The activist group Indecline, which targets racism and social injustices, is taking credit for the caper, calling it a “large-scale art installation.”

Wildman’s Civil War Surplus opened in 1971 and sells segregationist and Confederate memorabilia.

REALITY BITES

A Georgia surfing instructor says he’s “more than lucky” after a shark attacked him while he was teaching children.

Atsushi Yamada owns Hot Sushi’s Happy Surf Camp Aloha on Tybee Island. He was on his surfboard helping a student back to shore when a shark bit him on the leg, he tells WRCB. Yamada tried to stay calm  to not startle his young students. After paddling back to shore, he got a lifeguard to call an ambulance.

The shark — and its teeth — left three significant gashes on the instructor’s leg, requiring several stitches at a local hospital.

Yamada is “super duper thankful” that he was the only one in the water at the time of the attack. “It [[[could] have been much, much worse,” he posted on Facebook.

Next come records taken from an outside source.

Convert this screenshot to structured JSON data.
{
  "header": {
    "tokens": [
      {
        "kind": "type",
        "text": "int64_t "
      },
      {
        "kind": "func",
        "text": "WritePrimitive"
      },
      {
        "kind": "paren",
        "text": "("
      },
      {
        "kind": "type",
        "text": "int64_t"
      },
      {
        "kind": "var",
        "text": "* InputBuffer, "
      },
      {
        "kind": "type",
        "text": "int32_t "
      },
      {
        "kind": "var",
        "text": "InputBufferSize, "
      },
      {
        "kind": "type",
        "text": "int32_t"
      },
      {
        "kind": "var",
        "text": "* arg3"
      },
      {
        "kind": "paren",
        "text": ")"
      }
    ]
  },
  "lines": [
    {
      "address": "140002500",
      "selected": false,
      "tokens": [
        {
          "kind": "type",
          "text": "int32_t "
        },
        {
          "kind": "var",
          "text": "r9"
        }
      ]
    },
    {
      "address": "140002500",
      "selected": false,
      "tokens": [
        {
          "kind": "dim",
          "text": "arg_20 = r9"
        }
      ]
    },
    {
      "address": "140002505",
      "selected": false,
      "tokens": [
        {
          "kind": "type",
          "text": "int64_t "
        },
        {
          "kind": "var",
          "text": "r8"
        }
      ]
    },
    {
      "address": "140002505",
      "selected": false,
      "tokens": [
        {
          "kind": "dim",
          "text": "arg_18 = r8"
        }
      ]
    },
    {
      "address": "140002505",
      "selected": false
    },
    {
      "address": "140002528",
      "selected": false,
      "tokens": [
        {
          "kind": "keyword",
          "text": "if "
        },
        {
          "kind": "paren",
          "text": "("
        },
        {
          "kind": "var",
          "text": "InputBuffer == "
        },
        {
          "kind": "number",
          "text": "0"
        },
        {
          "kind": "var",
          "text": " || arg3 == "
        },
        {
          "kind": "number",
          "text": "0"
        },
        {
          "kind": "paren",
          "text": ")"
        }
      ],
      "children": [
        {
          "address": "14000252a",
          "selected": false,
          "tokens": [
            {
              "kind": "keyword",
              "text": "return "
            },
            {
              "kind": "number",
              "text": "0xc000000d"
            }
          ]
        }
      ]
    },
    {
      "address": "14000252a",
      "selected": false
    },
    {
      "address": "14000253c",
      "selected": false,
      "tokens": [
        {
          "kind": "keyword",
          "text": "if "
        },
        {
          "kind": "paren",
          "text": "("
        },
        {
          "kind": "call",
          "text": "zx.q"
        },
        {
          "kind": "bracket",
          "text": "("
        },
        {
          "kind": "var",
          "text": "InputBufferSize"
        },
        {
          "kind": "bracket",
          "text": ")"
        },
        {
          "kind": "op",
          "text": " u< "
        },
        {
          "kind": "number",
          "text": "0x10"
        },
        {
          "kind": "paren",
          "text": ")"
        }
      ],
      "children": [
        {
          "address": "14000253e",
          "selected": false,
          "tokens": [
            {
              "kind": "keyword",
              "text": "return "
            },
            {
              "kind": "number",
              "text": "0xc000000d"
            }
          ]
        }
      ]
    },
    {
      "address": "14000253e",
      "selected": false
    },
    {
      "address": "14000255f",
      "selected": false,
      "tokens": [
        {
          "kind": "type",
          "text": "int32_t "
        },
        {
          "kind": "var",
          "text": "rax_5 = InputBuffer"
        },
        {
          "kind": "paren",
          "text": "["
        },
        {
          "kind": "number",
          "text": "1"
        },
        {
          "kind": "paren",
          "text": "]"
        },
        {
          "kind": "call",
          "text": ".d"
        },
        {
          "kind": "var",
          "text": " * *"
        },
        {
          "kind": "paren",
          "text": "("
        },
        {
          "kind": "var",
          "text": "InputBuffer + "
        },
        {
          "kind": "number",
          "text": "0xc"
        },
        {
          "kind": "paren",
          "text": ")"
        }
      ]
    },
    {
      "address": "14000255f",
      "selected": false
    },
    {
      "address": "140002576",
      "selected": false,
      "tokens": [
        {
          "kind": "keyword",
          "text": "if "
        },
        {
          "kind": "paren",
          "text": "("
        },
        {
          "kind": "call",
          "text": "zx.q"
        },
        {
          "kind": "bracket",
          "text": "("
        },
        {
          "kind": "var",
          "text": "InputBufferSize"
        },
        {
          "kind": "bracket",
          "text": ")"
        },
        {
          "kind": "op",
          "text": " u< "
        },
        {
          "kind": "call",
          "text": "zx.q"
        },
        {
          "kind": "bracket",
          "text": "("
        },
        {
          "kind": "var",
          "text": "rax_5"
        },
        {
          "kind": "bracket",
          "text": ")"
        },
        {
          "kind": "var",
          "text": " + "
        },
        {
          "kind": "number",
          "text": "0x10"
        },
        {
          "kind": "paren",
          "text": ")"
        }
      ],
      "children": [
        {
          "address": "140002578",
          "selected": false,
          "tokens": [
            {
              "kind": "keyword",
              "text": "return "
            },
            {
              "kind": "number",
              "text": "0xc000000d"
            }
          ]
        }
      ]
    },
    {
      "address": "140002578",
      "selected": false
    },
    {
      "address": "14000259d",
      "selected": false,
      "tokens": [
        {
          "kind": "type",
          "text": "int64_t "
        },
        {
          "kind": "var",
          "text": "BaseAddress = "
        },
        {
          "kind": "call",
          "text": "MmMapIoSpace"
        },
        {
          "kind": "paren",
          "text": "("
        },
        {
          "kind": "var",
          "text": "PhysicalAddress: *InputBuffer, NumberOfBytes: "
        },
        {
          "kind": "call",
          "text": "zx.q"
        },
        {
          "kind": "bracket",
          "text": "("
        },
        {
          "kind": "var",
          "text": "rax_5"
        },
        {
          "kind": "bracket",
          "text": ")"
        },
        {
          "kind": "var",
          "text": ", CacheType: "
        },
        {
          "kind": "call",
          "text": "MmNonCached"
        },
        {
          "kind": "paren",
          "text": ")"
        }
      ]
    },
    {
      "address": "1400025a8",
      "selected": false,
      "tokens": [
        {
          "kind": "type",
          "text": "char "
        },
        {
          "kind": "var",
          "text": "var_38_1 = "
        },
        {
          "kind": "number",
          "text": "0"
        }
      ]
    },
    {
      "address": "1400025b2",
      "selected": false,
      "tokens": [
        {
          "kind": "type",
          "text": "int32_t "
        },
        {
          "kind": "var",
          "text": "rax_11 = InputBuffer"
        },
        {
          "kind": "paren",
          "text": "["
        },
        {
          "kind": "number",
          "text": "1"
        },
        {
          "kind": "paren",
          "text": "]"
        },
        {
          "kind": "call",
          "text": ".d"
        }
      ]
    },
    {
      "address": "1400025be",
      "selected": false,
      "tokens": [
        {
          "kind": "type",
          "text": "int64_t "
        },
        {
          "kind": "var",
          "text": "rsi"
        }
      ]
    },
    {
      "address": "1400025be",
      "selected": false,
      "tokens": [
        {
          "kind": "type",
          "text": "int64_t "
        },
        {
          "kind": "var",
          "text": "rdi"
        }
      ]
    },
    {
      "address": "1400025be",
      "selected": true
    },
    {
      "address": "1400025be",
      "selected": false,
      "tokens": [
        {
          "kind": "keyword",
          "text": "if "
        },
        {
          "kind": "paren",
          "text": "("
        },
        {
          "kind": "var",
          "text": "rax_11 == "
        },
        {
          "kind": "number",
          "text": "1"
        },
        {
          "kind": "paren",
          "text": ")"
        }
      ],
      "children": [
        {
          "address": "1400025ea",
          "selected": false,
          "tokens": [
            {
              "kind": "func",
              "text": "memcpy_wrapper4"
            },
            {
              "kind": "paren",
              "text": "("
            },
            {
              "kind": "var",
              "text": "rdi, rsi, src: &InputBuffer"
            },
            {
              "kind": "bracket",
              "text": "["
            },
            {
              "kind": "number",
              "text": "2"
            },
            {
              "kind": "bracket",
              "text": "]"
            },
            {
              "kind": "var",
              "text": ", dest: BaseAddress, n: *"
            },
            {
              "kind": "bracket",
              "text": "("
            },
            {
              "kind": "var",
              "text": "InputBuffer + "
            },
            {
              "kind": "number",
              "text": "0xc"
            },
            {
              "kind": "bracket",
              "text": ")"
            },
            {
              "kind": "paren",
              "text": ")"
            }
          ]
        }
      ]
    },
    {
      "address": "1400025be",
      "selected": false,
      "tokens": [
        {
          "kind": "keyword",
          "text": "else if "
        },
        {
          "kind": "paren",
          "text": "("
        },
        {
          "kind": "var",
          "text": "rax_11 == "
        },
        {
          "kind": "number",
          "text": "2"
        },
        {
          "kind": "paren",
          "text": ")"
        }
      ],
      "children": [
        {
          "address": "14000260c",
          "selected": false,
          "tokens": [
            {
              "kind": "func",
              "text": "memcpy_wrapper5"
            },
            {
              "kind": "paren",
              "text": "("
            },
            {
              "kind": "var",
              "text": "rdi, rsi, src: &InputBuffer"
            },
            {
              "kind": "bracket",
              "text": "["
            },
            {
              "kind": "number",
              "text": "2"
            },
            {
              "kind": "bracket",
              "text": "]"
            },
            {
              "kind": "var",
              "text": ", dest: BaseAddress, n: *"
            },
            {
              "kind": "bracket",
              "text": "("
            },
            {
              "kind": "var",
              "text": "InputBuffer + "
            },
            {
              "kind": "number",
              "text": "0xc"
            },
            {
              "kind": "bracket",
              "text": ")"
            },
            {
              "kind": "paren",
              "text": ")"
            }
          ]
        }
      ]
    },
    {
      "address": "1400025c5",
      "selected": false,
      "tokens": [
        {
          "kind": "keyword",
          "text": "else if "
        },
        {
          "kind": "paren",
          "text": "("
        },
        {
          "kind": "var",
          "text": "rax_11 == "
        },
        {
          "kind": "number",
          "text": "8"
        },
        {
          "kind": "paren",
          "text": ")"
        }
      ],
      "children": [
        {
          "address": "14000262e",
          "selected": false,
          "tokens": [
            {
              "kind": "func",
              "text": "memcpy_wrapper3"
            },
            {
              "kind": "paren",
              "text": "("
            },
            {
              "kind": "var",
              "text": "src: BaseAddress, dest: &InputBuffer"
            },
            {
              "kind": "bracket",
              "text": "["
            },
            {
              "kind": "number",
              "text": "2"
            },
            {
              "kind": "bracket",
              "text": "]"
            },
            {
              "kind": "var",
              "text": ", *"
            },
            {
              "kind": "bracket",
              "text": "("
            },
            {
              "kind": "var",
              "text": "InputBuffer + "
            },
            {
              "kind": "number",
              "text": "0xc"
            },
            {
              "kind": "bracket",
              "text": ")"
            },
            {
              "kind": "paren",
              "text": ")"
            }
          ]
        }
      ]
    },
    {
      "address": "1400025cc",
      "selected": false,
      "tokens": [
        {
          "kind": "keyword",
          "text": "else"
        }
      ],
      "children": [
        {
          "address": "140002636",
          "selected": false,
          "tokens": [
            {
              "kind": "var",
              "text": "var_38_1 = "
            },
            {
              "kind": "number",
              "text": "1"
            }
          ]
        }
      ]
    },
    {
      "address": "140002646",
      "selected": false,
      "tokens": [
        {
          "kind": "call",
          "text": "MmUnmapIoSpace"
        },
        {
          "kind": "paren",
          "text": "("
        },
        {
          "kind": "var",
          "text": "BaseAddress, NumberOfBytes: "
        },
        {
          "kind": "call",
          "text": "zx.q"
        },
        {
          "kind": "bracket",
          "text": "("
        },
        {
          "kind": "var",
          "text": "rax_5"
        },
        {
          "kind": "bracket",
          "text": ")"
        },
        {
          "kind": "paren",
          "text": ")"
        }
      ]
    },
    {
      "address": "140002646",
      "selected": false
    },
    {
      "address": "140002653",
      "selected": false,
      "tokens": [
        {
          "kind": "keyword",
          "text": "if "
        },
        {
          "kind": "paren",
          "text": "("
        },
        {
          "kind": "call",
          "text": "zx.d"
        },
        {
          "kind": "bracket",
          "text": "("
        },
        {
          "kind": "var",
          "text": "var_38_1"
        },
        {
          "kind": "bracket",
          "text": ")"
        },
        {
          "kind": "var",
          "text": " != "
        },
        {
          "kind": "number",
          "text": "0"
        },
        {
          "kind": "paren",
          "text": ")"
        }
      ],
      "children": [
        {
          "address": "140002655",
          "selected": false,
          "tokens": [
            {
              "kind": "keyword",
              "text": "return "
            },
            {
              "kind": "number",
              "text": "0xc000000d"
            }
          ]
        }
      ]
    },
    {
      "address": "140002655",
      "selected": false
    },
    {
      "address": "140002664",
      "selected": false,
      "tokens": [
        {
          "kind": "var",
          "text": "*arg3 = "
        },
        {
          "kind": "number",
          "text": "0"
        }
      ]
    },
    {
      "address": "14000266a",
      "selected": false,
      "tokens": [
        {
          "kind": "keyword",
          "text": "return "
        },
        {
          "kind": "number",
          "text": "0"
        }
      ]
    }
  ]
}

Yamada insists he has a renewed outlook on life since the shark attack. “I feel more alive,” he told WJCL-TV. “I feel like I want to do more.”

DUMBASS DRIVER

A FedEx driver was delivering a package to an apartment complex on Wilmington Island near Savannah. He drives  through a grassy area, backs up, hits one car, backs up again — and hits two trees and a utility pole.

A police officer arrives and asks the Fed-Ex Driver: Where’s your driver’s license?

The driver answered: It’s in my lunch box. Take a look.

So the cop opens the Fed-Ex driver’s lunchbox — which contained two empty bottles of Amsterdam vodka.

The driver was charged with DUI.

Special hat tip to a new “Friend of The Blotter” for that one!

CHECKS AND BALANCES

A new trend in Savannah has emerged in recent weeks. Several people who pay their utility bills via snail mail — and put their mailbox flag up to signal the postman for outgoing mail — have started noticing their payment checks disappearing from their mailboxes.

Apparently, suspects are whiting out the check-writers’ signatures and replacing them with their own names — you know, the real names of the criminal suspects. Then, the suspects increase check payment amounts to sums just under $2,000 and electronically deposit the checks into their own bank accounts. Stupidly, all the suspects’ names show up in databases as real people.

One Savannah mother inadvertently implicated her own son. The mother noticed a pile of mail sitting in her home, but all the mail was addressed to her neighbor. The mother did the kind thing and took the wayward mail to the female neighbor’s house. The neighbor thanked the mother and mentioned that her utility payment check was stolen from her mailbox recently. Turns out, the mother’s son allegedly was the culprit. —CL—

The Blotter Diva compiles reports from the Atlanta Police Department and local news — and puts them into her own words.